4th Sunday Advent C - Homily 1

Homily 1 - 2006

A lot of us Catholics, and other Christian believers, and Muslims, too, surprisingly, honour Mary.

We call her “Blessed ever-Virgin Mary, Mother of God”. But I suspect we sometimes don’t stop to ask why we honour her as ever-virgin and as Mother of God. Sometimes we focus only on her physical virginity, and on her physical maternity.

With regard to her maternity, Jesus set us right there. Remember that incident in Luke’s Gospel where a woman in the crowd shouted out: Blessed is the womb that bore you, and the breasts that you sucked. Jesus said No! you’ve missed the point; you’ve seen only her physical motherhood. Rather: Blessed are they who hear the world of God and keep it.  Or, as Elizabeth put it in today’s Gospel: Blessed is she who believed that the promise made her by the Lord would be fulfilled.

Blessed is she who heard the word of God and kept it – who let the Word of God, the whole mystery of God, of God’s will and of God’s Kingdom  - the promise of God - gestate within her and come to birth through her.

Something similar could be said of her virginity. It is not her physical virginity that is the context of her blessedness, but her spiritual virginity.  God saw to her being mother, life-bearer, God-bearer. She saw to her own being perpetually virgin.  Spiritual virginity, the virginity that matters, the virginity that we are all called to strive for: men, women, married and unmarried, means being empty... being empty towards God, being empty in order to make room for God.

What might being empty before God involve? Remember another saying of Jesus in Luke’s Gospel: Those who love their lives will lose them; those who lose their lives for my sake and for the sake of the Kingdom will find them. Being empty before God means surrendering all focus on ourselves and on our self-interest, dying to every pre-occupation with ourselves.

Becoming ever-virgin, like Mary, means emptying ourselves of our false (small g) gods, of those instinctive substitutes for (capital G) God: security, control; acceptance, respect; comfort, possessions; and the fears, doubts and anxieties that drive them.

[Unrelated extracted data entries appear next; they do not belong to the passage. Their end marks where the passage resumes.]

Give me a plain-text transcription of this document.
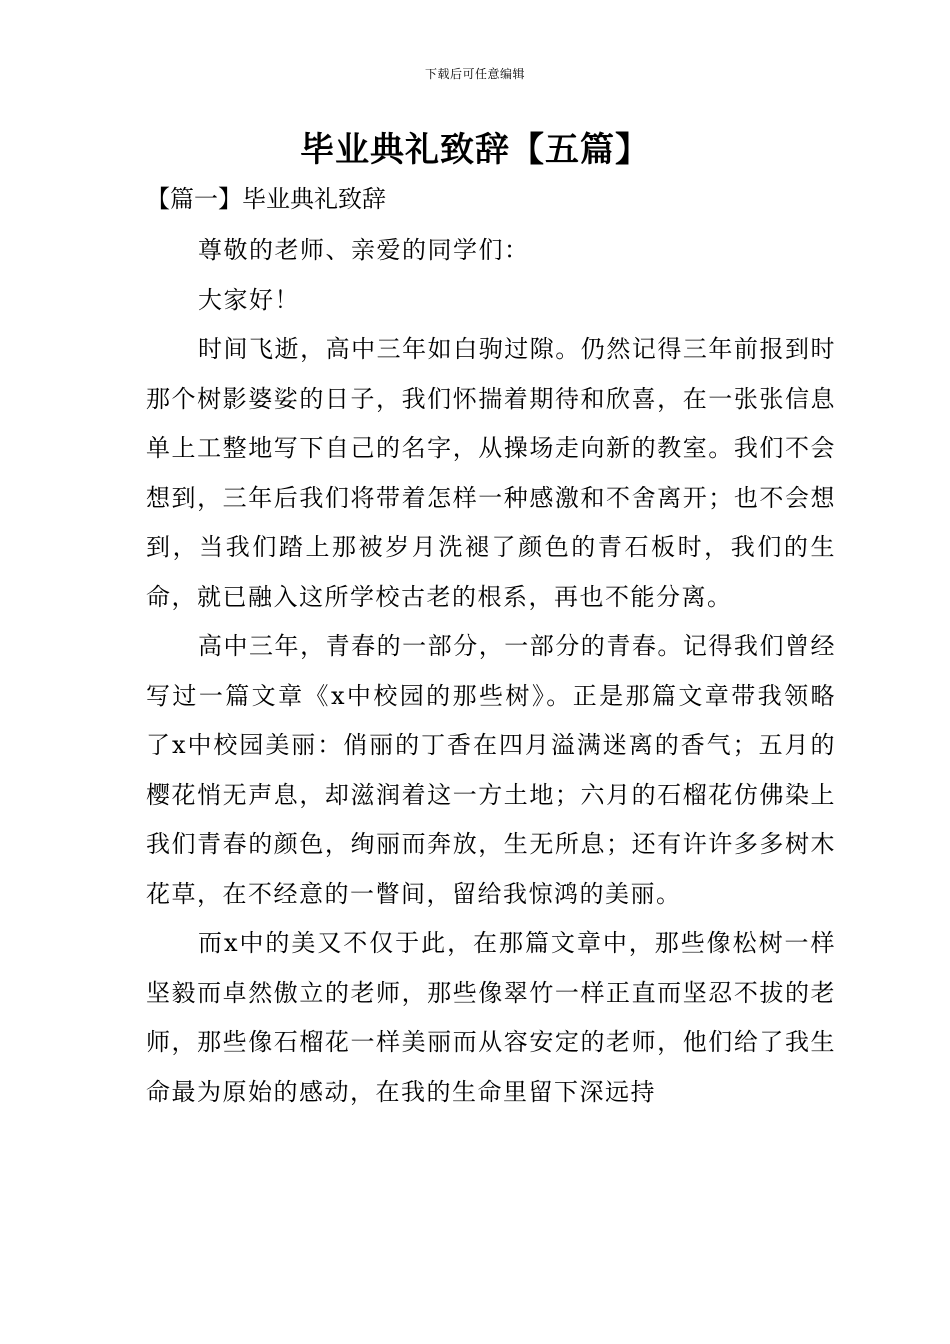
下载后可任意编辑
毕业典礼致辞【五篇】
【篇一】毕业典礼致辞

尊敬的老师、亲爱的同学们：

大家好！

时间飞逝，高中三年如白驹过隙。仍然记得三年前报到时那个树影婆娑的日子，我们怀揣着期待和欣喜，在一张张信息单上工整地写下自己的名字，从操场走向新的教室。我们不会想到，三年后我们将带着怎样一种感激和不舍离开；也不会想到，当我们踏上那被岁月洗褪了颜色的青石板时，我们的生命，就已融入这所学校古老的根系，再也不能分离。

高中三年，青春的一部分，一部分的青春。记得我们曾经写过一篇文章《x中校园的那些树》。正是那篇文章带我领略了x中校园美丽：俏丽的丁香在四月溢满迷离的香气；五月的樱花悄无声息，却滋润着这一方土地；六月的石榴花仿佛染上我们青春的颜色，绚丽而奔放，生无所息；还有许许多多树木花草，在不经意的一瞥间，留给我惊鸿的美丽。

而x中的美又不仅于此，在那篇文章中，那些像松树一样坚毅而卓然傲立的老师，那些像翠竹一样正直而坚忍不拔的老师，那些像石榴花一样美丽而从容安定的老师，他们给了我生命最为原始的感动，在我的生命里留下深远持
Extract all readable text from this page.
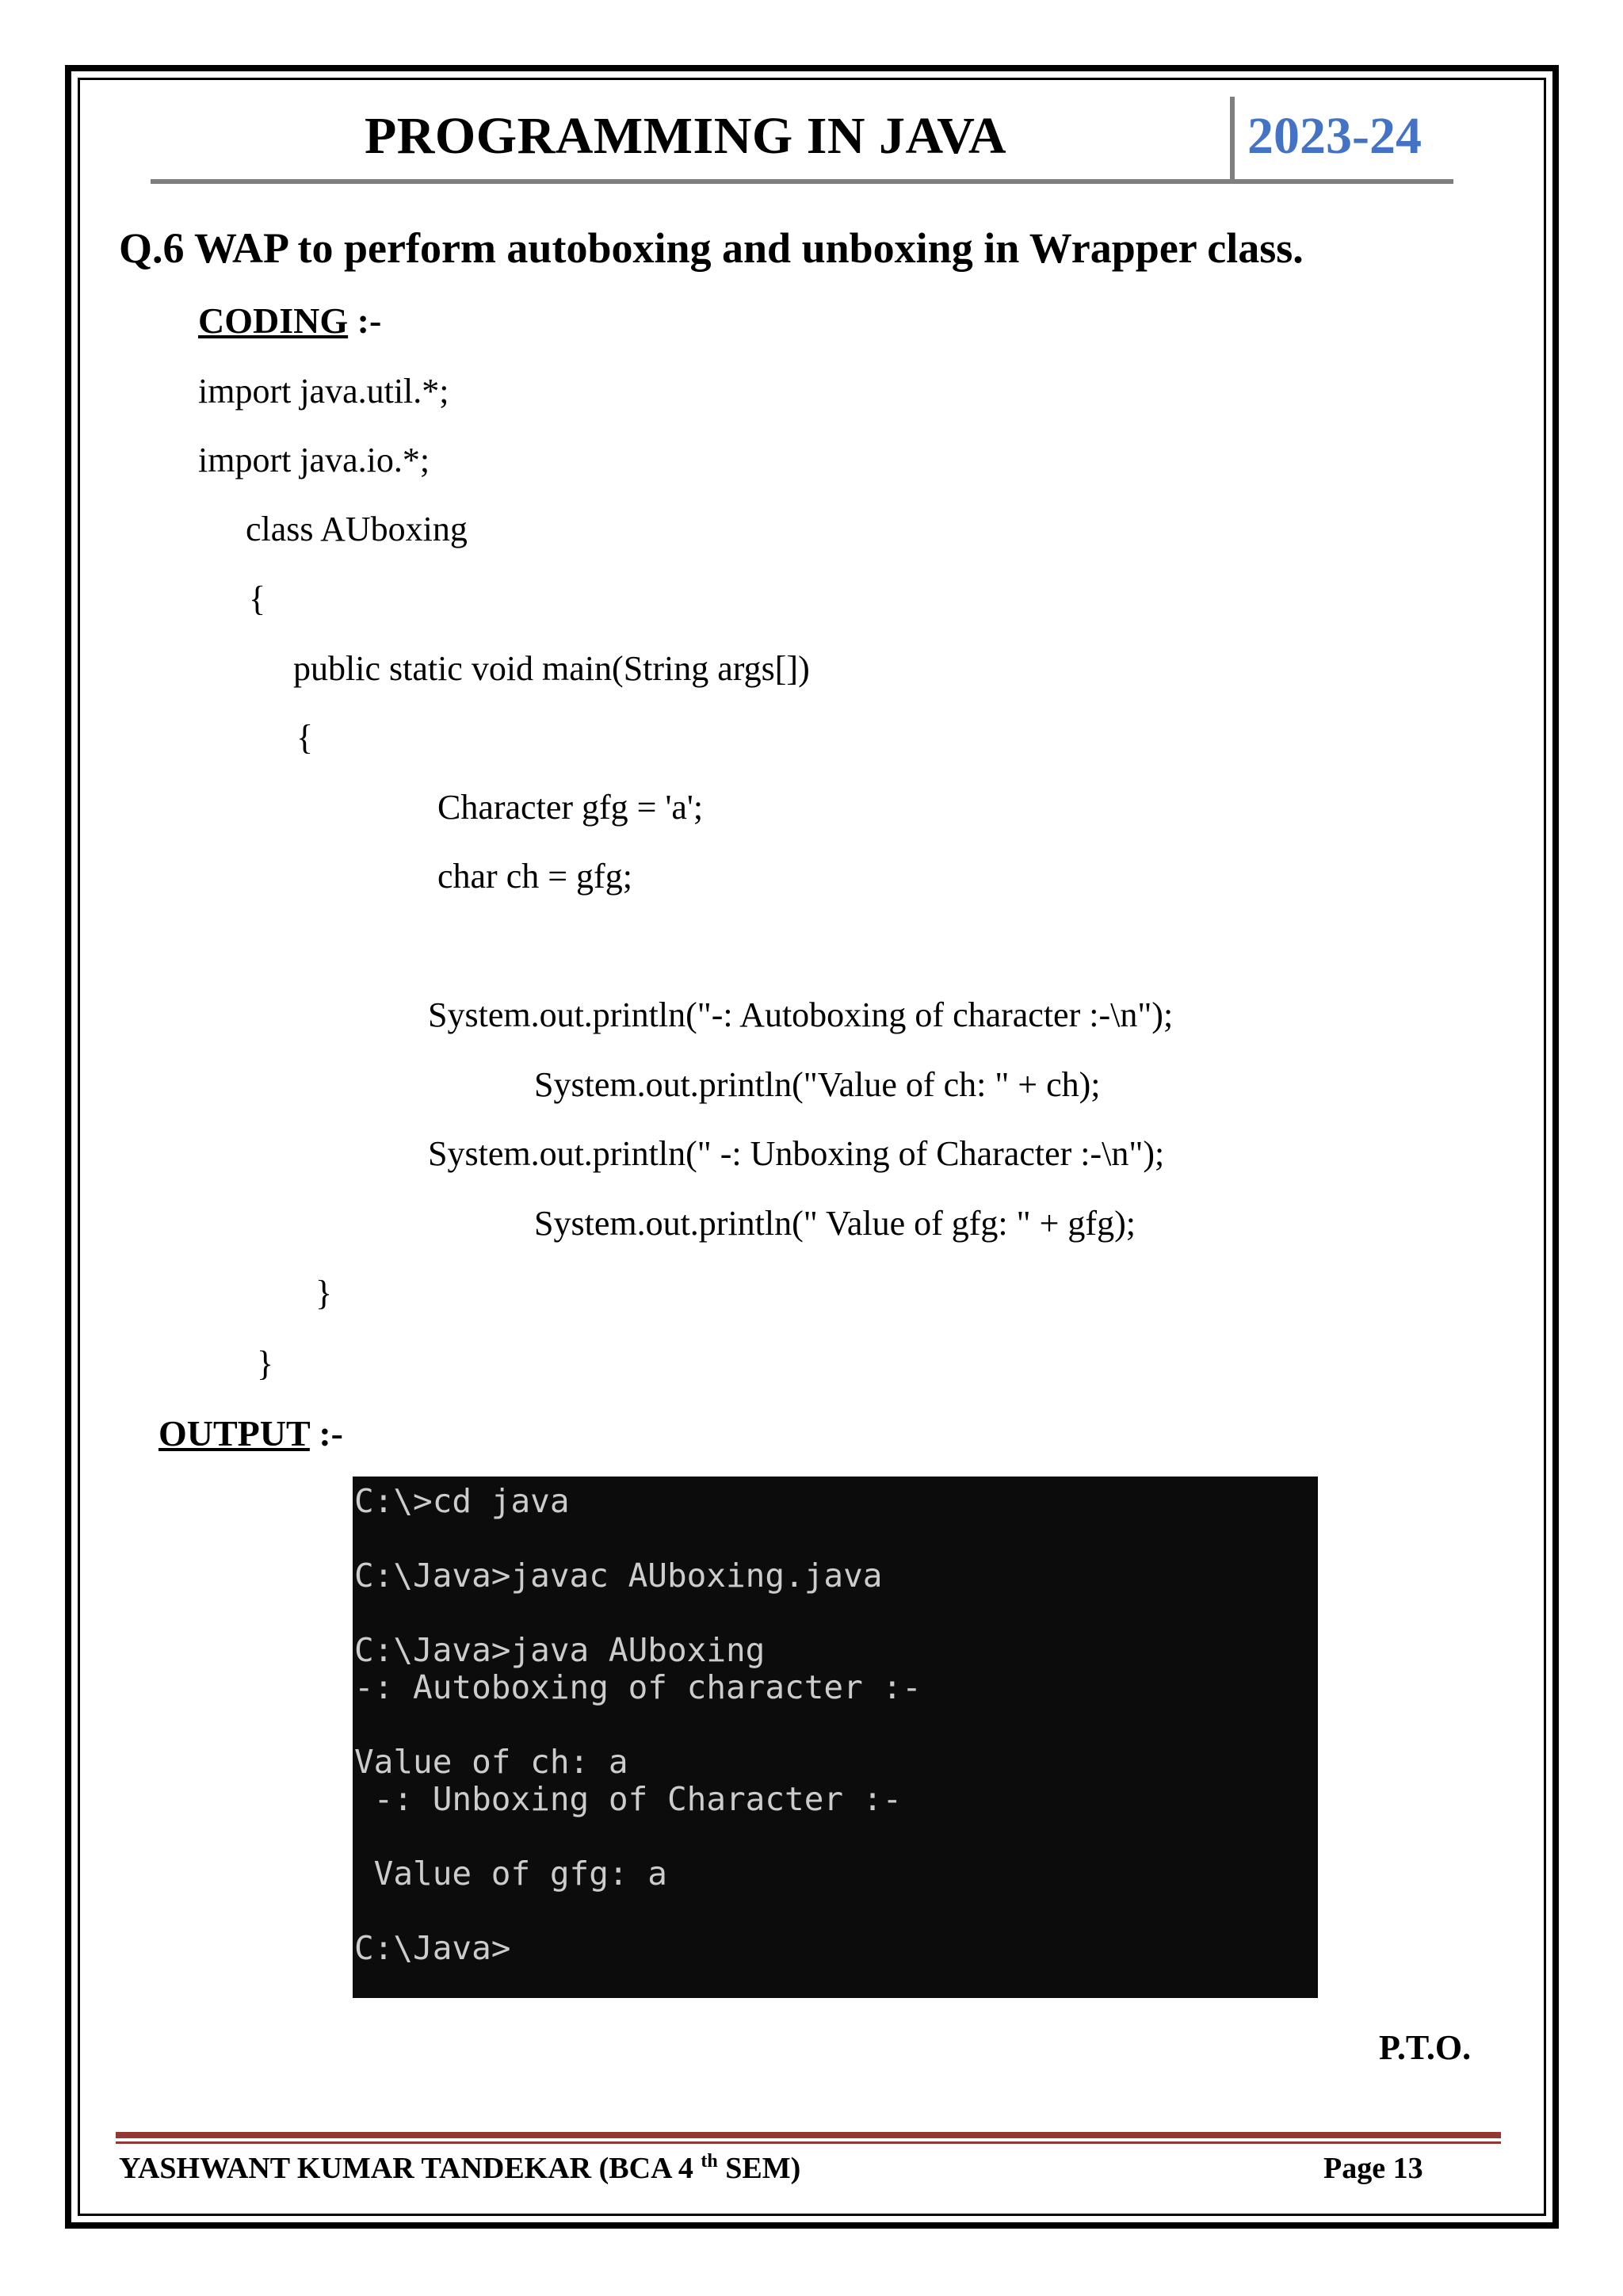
PROGRAMMING IN JAVA	2023-24
Q.6 WAP to perform autoboxing and unboxing in Wrapper class.
CODING :-
import java.util.*;
import java.io.*;
class AUboxing
{
public static void main(String args[])
{
Character gfg = 'a';
char ch = gfg;
System.out.println("-: Autoboxing of character :-\n");
System.out.println("Value of ch: " + ch);
System.out.println(" -: Unboxing of Character :-\n");
System.out.println(" Value of gfg: " + gfg);
}
}
OUTPUT :-
C:\>cd java
C:\Java>javac AUboxing.java
C:\Java>java AUboxing
-: Autoboxing of character :-
Value of ch: a
-: Unboxing of Character :-
Value of gfg: a
C:\Java>
P.T.O.
YASHWANT KUMAR TANDEKAR (BCA 4 $^{th}$ SEM)	Page 13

I don’t know how you pray. I’ll tell you how many of the early monks used to pray –and an increasing number of people today are praying (most of them laypeople like yourselves). They simply sit – in faith – for a reasonable period of time, and try to empty their minds of thoughts, of feelings, desires, anxieties, etc., and of planning ahead.

And, because they believe that God really is mystery beyond reach of our thoughts or feelings, they try, in their prayer, to empty their minds even of thoughts about God, of trying to feel loved by God or loving towards God, of trying to feel God’s presence (as if they could!). As they sit there, they try to let go, too, of trying to live better, or of planning how to love God in practice.  They simply empty their minds and do nothing, other than be who they are, as they are, before the God they believe loves them.

I don’t think you ever quite succeed. You can even feel a bit of a fool - and that you are wasting your time - but the desire is  to do what you can: to be empty, that is, to be virginal, towards God. That you become life-bearer is then up to God.

Mary managed it: ever virgin, ever life-bearer. That is what is great about her.